C’est le Centre des études d’Aljazeera (CEA) qui a eu l’idée de les soumettre à une réflexion académique, les 16 et 17 février derniers, dans la station balnéaire de Hammamet, à près de 80 km de la capitale tunisienne. Il l’a fait avec la collaboration du Centre des études méditerranéennes et internationales (CEMI) ainsi que l’Institut tunisien politique (ITP).

Point de situation dressé par le CEA, « une réussite relative en Tunisie, une guerre civile en Libye, et entre les deux, le Maroc, l’Algérie et la Mauritanie, où les réformes fragmentaires engagées ont maintenu, telle qu’elle, la structure fondamentale du système qui, elle, a préservé une stabilité précaire menacée par des secousses périodiques ».

Premier thème, « les réformes et les enjeux politiques internes. » Le Tunisien Ahmed Idriss, directeur du CEMI, affirme que « personne ne doute que la Tunisie a franchi un pas gigantesque qui aurait pu mener à la démocratisation de ses institutions, mais la démocratie est restée inachevée en raison de la faiblesse des partis politiques et des acteurs politiques qui ne sont pas très intéressés par un changement politique radical, à même de permettre la construction d’un véritable Etat de droit (…). » Il pense qu’« une grande partie des Tunisiens ne font pas confiance aux politiques (…) qui mettent en avant leurs intérêts personnels (…). » Mohamed Maliki, enseignant universitaire marocain évoque le cas du Maroc et rappelle que « l’institution royale a mené des réformes conséquemment au mouvement de contestation populaire du 20 février 2011 (…), un Maroc qui a tenté d’allier réformistes et conservateurs mais on s’en est pas sorti, on s’est retrouvé prisonnier de visions divergentes d’une quarantaine de partis politiques (…). »

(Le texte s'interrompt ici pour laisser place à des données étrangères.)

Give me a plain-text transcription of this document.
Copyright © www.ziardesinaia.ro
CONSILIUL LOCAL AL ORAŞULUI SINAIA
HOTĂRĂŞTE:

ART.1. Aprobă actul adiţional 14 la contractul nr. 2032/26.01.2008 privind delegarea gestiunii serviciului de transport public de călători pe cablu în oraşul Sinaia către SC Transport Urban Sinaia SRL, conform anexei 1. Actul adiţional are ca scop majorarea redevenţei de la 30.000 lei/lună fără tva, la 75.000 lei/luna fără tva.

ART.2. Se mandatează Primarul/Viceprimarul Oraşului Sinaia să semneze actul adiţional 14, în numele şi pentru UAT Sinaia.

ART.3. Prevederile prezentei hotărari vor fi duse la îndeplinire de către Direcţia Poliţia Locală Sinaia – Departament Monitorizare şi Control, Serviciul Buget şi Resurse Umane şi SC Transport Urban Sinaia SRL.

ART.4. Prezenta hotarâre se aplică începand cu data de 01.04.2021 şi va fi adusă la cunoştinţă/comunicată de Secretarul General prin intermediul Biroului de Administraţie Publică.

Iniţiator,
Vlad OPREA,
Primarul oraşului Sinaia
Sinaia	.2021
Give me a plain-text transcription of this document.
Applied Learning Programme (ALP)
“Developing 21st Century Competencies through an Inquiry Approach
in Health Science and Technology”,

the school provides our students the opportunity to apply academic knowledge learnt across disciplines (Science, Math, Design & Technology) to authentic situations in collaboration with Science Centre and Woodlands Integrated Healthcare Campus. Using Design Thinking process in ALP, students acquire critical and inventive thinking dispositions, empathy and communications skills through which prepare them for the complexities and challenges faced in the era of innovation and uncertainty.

L’Algérie «en attente» par crainte des dangers

L’orateur mettra en avant « l’échec de la démocratie et de la justice sociale et l’obstacle économique qui a empêché l’aboutissement des importantes réformes.» Maliki pense que «le Maroc a peut-être besoin de plus de temps pour réussir ou alors d’une volonté politique courageuse qui applique la constitution aux fins de corriger les écarts sociaux et construire un modèle économique efficient.» Dr Mohamed Jamil Mansour de la Mauritanie recentre les situations, «la Tunisie a été la première à s’engager dans une révolution et continue de mener son expérience, le Maroc a compris les enjeux et essaie de s’adapter, l’Algérie où le poids du passé reste intact (décennie noire ndlr), est en attente par crainte des dangers, la Mauritanie n’a pas encore d’expérience démocratique au vrai sens du terme (…), une armée qui a enfanté le pouvoir mais qui devient son instrument et un mouvement populaire qui a poussé à une ouverture maîtrisée avec une opposition contenue (…), enfin la Libye qui est le plus grand perdant.» Il en conclut que «la Mauritanie, l’Algérie et la Libye ne se sont pas fixées de plafond pour relever le défi de la démocratie, par contre le Maroc l’a fait et la Tunisie l’a même élevé.»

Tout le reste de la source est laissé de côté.